Nederland is nu formeel geallieerde van Parijs, dat op Hollands kosten oorlogen voert en de Bataafse Republiek voert naar het technisch bankroet. Deze Republiek staat zwaar bij Londen in de schulden. Die vermeerdert Whitehall in 1813 grotelijks via leningen aan Willem, de Souverein vorst in persoon door tussenkomst van het bancaire conglomeraat Rothschildt. Omdat deze vorst verplicht is bij geheime clausules behorende bij het Verdrag van Londen van dat jaar een effectieve transoceanische gouvernementsmarine en een mobiel volksleger op te richten die Frankrijk noordelijk in toom moet houden als Whitehall eindelijk Parijs tot een wapenstilstand zal hebben genoodzaakt.

Hoe groot die lening is, weet alleen Willem I. Hij deelt deze kennis wel met zijn ministers die de aflossingen moeten borgen. Maar de volksvertegenwoordiging, in 1814 vermeerderd met Belgen en Luxemburgers weet van niks. De Belgen protesteren. Ze hebben in het snotje dat ze belazerd worden.

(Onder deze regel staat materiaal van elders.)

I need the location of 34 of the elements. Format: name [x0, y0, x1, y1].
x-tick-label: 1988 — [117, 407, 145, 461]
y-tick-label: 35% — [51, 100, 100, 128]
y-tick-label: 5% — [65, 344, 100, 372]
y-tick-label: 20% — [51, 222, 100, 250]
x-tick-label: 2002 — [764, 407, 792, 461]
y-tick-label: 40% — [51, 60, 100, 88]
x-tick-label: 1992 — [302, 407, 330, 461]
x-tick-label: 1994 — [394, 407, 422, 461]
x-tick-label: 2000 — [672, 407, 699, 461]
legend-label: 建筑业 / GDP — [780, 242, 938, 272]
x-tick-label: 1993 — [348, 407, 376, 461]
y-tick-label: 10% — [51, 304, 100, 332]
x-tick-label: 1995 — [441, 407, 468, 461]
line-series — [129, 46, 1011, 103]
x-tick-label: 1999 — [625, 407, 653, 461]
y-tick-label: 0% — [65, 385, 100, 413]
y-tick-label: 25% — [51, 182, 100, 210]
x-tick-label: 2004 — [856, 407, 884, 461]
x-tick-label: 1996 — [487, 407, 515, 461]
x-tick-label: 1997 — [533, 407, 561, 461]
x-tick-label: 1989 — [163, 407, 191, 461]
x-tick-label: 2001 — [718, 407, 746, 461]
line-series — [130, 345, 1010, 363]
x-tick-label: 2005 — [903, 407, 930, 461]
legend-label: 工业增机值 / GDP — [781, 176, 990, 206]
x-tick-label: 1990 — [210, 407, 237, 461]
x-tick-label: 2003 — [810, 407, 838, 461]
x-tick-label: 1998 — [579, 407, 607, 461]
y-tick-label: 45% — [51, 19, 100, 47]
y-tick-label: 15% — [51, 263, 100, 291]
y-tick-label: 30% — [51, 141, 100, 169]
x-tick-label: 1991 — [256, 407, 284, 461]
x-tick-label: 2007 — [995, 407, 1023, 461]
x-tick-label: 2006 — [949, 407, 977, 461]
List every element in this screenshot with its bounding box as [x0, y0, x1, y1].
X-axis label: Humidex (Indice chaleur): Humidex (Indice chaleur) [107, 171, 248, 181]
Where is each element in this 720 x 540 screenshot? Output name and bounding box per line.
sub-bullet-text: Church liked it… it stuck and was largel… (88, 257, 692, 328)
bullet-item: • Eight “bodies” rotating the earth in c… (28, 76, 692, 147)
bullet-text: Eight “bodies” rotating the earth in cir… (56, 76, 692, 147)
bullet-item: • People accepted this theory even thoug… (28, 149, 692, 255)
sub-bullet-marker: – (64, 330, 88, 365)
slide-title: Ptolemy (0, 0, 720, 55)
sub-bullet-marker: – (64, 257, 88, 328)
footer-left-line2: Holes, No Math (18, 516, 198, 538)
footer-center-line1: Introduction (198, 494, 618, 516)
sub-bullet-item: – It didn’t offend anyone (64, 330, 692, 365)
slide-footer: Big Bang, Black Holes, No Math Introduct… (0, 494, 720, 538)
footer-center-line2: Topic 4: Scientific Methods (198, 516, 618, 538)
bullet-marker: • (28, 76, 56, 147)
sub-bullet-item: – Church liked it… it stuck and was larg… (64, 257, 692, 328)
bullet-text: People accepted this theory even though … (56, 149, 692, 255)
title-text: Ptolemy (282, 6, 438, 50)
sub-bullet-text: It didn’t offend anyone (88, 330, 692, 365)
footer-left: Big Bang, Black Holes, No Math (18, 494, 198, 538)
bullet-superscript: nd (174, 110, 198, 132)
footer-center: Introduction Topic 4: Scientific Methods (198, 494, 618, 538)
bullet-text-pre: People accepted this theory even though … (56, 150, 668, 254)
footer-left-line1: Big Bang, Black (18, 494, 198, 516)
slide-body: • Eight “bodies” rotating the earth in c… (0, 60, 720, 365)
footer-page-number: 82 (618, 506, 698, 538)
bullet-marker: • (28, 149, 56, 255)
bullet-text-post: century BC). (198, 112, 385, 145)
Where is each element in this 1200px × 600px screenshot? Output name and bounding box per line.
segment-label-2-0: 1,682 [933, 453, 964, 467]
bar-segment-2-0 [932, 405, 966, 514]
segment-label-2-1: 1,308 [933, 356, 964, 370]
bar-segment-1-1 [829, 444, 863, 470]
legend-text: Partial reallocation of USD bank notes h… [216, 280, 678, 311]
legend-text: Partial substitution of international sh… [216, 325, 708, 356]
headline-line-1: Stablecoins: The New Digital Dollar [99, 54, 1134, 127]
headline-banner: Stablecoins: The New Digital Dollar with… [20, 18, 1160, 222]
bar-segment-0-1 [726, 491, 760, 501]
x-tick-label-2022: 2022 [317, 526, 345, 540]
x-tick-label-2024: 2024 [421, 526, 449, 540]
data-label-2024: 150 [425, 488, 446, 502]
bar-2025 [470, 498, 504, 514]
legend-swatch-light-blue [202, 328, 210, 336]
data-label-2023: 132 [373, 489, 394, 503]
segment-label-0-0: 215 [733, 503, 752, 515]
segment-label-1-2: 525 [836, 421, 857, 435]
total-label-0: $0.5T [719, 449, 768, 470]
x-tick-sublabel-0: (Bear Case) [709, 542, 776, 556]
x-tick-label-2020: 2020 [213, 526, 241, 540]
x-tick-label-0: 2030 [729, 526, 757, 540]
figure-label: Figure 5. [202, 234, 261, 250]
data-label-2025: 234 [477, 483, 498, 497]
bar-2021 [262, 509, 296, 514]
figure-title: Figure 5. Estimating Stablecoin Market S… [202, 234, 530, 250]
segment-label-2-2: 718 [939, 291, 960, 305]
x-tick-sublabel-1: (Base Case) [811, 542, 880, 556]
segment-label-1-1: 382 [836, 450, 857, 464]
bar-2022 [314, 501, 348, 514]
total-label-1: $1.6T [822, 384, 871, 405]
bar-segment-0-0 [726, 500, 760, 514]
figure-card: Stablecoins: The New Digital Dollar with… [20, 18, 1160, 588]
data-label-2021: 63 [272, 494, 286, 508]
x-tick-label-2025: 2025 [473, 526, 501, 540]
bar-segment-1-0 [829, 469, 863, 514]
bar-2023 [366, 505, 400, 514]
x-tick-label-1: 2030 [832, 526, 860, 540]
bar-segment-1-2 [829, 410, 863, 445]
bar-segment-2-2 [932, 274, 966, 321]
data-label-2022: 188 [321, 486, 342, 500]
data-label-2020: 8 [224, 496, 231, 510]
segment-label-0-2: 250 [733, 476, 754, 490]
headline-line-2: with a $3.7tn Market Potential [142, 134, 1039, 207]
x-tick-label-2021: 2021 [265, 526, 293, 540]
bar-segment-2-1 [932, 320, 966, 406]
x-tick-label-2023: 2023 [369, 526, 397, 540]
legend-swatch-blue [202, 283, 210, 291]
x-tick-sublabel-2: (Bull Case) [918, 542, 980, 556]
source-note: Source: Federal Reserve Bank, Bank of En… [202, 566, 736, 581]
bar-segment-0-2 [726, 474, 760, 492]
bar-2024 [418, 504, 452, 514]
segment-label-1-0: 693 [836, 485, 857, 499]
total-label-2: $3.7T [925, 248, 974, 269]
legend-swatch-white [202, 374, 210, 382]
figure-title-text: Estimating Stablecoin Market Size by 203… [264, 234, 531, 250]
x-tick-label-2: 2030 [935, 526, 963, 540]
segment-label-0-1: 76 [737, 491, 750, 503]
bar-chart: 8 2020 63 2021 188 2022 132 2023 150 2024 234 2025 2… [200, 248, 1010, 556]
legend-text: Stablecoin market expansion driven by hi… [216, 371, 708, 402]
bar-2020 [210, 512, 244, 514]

De Noordelijke Nederlanders gedragen zich als die harmlose Kinder an die Nordseeküste zoals ze sedertdien zullen ingeboekt worden bij de oosterburen, de Pruisen. De Belgen vorderen een allesomvattend jaarlijks budgetrecht voor het nieuwe parlement. Maar Holland verlangt vrome huiselijkheid, rust en kinderlijk vertrouwen in de Goede Soeverein, de Wijze Koning, waaraan het zich aanhankelijk betoont als de kleuter nauwelijks de luiers ontwassen.   De vorst moet een gewapende neutraliteit borgen aan alle geallieerden tegen Napoleon I. Wat daaronder verstaan moet worden weten hij en zijn ministers. Dat zal blijken bij de Slag bij Waterloo in juni 1815.